Fusion simplifies and improves the efficiency of Nextflow pipelines in Google Cloud Batch in several ways:

  • No need to use the gcloud CLI tool for copying data to and from Google Cloud storage.
  • No need to create custom containers to include the gcloud CLI tool.
  • Fusion uses an efficient data transfer and caching algorithm that provides much faster throughput compared to gcloud CLI and does not require a local copy of data files.
  • Replacing the gcloud CLI with a native API client, the transfer is much more robust at scale.

Platform Google Cloud Batch compute environments

Seqera Platform supports Fusion in Google Cloud Batch compute environments.

See Google Cloud Batch for compute and storage recommendations and instructions to enable Fusion.

Nextflow CLI

When Fusion v2 is enabled, the following virtual machine settings are applied:

  • A 375 GB local NVMe SSD is selected for all compute jobs.
  • If you do not specify a machine type, a VM from the following families that support local SSDs will be selected: n1-*, n2-*, n2d-*, c2-*, c2d-*, m3-*.
  • Any machine types you specify in the Nextflow config must support local SSDs.
  • Local SSDs are only offered in multiples of 375 GB. You can increment the number of SSDs used per process with the disk directive to request multiples of 375 GB.
  • Fusion v2 can also use persistent disks for caching. Override the disk requested by Fusion using the disk directive and the type: pd-standard.
  • The machineType directive can be used to specify a VM instance type, family, or custom machine type in a comma-separated list of patterns. For example, c2-*, n1-standard-1, custom-2-4, n*, m?-standard-*.
  1. Provide your Google credentials via the GOOGLE_APPLICATION_CREDENTIALS environment variable or with the gcloud auth application-default login command. See Credentials for more information.

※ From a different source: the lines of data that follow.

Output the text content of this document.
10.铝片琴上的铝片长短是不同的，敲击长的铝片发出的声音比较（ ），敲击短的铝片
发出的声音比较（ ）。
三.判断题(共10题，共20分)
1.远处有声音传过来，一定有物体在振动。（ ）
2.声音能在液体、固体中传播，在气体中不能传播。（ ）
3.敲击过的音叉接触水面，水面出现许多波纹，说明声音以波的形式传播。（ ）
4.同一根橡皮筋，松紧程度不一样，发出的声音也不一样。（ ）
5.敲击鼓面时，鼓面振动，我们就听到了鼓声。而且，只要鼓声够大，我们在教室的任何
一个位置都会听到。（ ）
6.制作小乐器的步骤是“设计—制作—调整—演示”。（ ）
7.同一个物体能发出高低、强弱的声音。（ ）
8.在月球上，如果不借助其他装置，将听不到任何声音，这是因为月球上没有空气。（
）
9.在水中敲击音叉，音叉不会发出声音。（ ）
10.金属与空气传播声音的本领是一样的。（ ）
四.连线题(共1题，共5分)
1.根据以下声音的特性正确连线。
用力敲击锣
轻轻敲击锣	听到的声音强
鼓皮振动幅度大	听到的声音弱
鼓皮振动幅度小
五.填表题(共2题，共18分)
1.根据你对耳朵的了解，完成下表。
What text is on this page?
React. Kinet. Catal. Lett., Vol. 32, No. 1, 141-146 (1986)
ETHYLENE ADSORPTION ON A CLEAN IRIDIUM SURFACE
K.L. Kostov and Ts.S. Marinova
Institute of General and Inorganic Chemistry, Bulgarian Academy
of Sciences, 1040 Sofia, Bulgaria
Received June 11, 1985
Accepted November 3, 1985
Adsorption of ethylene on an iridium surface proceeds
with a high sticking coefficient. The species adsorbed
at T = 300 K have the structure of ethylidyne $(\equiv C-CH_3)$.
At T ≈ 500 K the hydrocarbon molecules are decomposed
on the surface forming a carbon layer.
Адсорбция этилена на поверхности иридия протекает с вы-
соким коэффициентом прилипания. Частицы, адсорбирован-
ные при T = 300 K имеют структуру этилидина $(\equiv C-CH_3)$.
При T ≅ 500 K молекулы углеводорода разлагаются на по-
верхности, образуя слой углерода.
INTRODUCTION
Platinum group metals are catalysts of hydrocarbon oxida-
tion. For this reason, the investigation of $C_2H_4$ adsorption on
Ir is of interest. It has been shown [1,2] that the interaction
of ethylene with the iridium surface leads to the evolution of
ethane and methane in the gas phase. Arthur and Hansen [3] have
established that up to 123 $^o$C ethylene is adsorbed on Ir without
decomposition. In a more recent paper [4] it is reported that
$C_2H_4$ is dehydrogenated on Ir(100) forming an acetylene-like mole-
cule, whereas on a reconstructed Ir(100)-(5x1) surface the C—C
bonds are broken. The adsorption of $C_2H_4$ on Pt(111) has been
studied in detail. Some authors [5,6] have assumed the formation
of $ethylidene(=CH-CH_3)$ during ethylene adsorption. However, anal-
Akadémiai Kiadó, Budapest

  2. Add the following to your nextflow.conf file:

    fusion.enabled = true
    wave.enabled = true
    process.scratch = false
    process.executor = 'google-batch'
    google.location = '<YOUR GOOGLE LOCATION>'

    Replace <YOUR GOOGLE LOCATION> with the Google region of your choice, such as europe-west2.

  3. Run the pipeline with the usual run command:

    nextflow run <YOUR PIPELINE SCRIPT> -w gs://<YOUR-BUCKET>/work

    Replace <YOUR-BUCKET> with a Google Cloud Storage bucket to which you have read-write access.